While in Sweden, not only can you make voice calls with your
GSM phone, but you'll be reachable by anyone who dials your
home GSM phone number. Best of all, if you have your laptop
along, you have the capability for email, browsing the Internet,
faxes, securely accessing your company's LAN/intranet, and
other digital data features including Short Messaging Service.
A roaming agreement is a business
agreement between two network operators to transfer items
such as call charges and subscription information back and
forth, as their subscribers roam into each others areas. When
you return to Spain from Sweden, for example, your subsequent
phone bills will include the calls you made while in Sweden,
since this billing information will have been transferred
back to your home operator.
How does this work? All GSM-enabled
phones have a "smart card" inside called the Subscriber
Identity Module (SIM). The SIM card is personalized
to you and you alone. It identifies your account to the local
network and provides authentication, which allows billing
to the appropriate network.
Thanks to the efforts of organizations
such as ETSI (European Telecommunications Standards Institute)
and the GSM
MoU Association, roaming has become very well established
in Europe, and is being rapidly extended to create a global
roaming infrastructure for GSM. Today, if you travel outside
of western Europe, you're increasingly likely to be able to
roam, as many new roaming agreements are in place.
GSM
network frequencies determine whether your home cellular phone
will work abroad
GSM networks presently operate
in three different frequency ranges. Your phone and the SIM
inside it will only work in an area which uses the same GSM
frequency. These are:
Roaming
to a country that uses the same frequency:
Mobile Station roaming
If you're traveling to a country
or region that uses the same GSM frequency as your home network,
you will be able to simply take your phone along and do MS-roaming.
(The MS, or Mobile Station, is a fancy name for your cellular
phone). In this situation, your phone and SIM (within the
phone) should work fine.
There are differences between
networks, so you'll still want to do a little research to
ensure that your GSM phone and SIM (Subscriber Identity Module)
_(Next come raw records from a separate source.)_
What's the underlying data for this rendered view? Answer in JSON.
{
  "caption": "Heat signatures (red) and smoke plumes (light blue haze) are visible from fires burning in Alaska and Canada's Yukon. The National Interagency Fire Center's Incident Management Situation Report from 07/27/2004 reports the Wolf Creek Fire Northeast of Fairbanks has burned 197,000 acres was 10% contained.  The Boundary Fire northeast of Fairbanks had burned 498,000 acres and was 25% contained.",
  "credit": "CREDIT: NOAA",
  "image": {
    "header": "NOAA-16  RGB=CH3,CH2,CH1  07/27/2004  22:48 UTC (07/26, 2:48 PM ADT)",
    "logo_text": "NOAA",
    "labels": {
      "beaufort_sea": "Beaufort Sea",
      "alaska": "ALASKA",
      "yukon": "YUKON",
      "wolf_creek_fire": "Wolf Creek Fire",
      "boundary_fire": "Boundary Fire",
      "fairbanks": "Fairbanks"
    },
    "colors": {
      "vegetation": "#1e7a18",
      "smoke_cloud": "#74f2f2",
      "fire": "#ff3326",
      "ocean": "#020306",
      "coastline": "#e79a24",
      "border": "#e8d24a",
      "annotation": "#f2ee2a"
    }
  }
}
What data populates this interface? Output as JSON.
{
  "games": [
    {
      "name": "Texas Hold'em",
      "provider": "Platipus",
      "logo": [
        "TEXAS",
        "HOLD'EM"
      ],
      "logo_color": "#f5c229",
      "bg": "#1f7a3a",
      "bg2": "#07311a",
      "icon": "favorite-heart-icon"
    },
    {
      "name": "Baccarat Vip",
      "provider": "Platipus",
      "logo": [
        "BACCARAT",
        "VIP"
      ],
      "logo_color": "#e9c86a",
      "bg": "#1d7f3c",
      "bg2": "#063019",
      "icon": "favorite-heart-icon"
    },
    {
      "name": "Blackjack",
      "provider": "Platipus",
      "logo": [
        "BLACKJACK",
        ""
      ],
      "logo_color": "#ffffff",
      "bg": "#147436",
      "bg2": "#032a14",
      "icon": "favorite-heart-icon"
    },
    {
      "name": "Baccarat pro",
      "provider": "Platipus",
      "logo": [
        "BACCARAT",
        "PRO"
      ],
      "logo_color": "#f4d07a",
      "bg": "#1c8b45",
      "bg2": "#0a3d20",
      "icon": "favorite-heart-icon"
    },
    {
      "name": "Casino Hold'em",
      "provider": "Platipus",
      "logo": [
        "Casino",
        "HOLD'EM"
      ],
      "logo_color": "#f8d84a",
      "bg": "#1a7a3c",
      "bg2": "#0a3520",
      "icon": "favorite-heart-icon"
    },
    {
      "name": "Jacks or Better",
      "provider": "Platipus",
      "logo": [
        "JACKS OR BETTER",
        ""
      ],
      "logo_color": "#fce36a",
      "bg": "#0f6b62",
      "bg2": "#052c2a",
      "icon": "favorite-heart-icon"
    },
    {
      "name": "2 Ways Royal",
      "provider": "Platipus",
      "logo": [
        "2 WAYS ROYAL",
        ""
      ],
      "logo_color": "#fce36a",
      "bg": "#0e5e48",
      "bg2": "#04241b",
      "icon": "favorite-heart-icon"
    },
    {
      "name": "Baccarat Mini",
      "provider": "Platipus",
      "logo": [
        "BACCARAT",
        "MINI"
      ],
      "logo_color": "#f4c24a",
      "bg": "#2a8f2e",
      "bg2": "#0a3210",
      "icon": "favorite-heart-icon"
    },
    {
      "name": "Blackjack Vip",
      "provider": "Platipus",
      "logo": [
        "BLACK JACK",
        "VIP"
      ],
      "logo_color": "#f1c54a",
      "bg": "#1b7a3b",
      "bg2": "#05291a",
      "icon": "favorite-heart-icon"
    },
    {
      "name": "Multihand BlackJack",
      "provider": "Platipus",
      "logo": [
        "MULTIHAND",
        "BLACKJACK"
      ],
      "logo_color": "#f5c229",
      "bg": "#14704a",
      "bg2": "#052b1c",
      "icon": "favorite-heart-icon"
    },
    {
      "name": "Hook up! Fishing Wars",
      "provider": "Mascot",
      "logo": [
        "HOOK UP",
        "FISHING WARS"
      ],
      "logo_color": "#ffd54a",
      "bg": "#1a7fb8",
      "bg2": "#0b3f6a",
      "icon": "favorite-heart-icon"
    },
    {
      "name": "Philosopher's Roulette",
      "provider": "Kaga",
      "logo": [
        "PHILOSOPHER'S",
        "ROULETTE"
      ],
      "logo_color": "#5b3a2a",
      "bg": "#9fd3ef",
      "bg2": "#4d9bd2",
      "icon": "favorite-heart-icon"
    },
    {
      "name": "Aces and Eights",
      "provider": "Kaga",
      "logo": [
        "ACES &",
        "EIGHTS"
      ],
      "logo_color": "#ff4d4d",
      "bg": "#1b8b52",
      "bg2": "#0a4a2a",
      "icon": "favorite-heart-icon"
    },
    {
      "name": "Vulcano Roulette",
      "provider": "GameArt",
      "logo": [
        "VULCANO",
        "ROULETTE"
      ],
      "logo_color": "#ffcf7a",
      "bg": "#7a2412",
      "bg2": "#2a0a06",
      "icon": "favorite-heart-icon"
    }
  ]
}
card will work abroad with the same services as home, and
that a roaming agreement is in place between your home network
and a network abroad. The following example shows the steps
one person took before departing for Sweden
- First I went to the GSM
MoU Association's Info Online web page, where I found
information on roaming and data services for over 200 GSM
operators worldwide.
- From the list of countries,
I selected Sweden to find out names and information about
the operators there. For each of the three Swedish operators,
I looked at the Roaming, Network, Service, and Coverage
pages.
- Within the Roaming pages,
I was pleased to find the network I use listed, indicating
that my operator in Spain had established roaming agreements
with all three operators in Sweden.
- To verify that I could use
my own GSM phone with each network, I looked at each operator's
Network page to verify that the network type was "GSM
900", the same as my home network frequency. I also
checked the network status to verify that the network was
"live" or actually operating.
- Next, I checked the Service
page for each Swedish operator to determine what data services
each network supports. Again, I was pleased to see that
each network supports both data and fax, in addition to
SMS. This meant I would be able to use my GSM phone and
laptop together to access my corporate email from abroad.
- Lastly, I checked the Coverage
page for each Swedish operator, to see if the region in
Sweden I was visiting was covered by any or all of the networks
( I found that Sweden is well-covered by the networks.)
Roaming
to a country that uses a different frequency:
SIM-roaming
However, if you travel to a country
or region where the GSM networks operate at a different frequency
from your own, you can no longer use your own phone (unless
you own one of the new dual-band
models).
What you CAN do if your home
and travel destination frequencies are different is to transfer
your SIM (Subscriber Identity Module) card to a phone of the
correct frequency. This is called SIM-roaming. SIM-Roaming
offers the advantage of letting you use your home phone number
and being billed to your home account.
The drawback, of course, is that
once you arrive in the travel destination, you must rent a
phone from a local network operator so that you'll have a
phone that uses the correct frequency. Then it's a simple
matter of taking the SIM out of your home phone and inserting
it into the rented phone (don't forget to take it back!).
See the
GSM Mou Association's Info Line for information by country
on what network operators you can rent from.
Dual-band
phones and other options
Achieving the long-term goal
of global GSM roaming will most certainly create new market
demands. We are already seeing the emergence of GSM 900/1800
and 900/1900 dual band phones, which will eventually eliminate
the need for SIM-roaming. Also emerging will be SIM-less phone
rentals at the airport, and new tariffing structures. As this
happens, we will keep this site updated with the latest.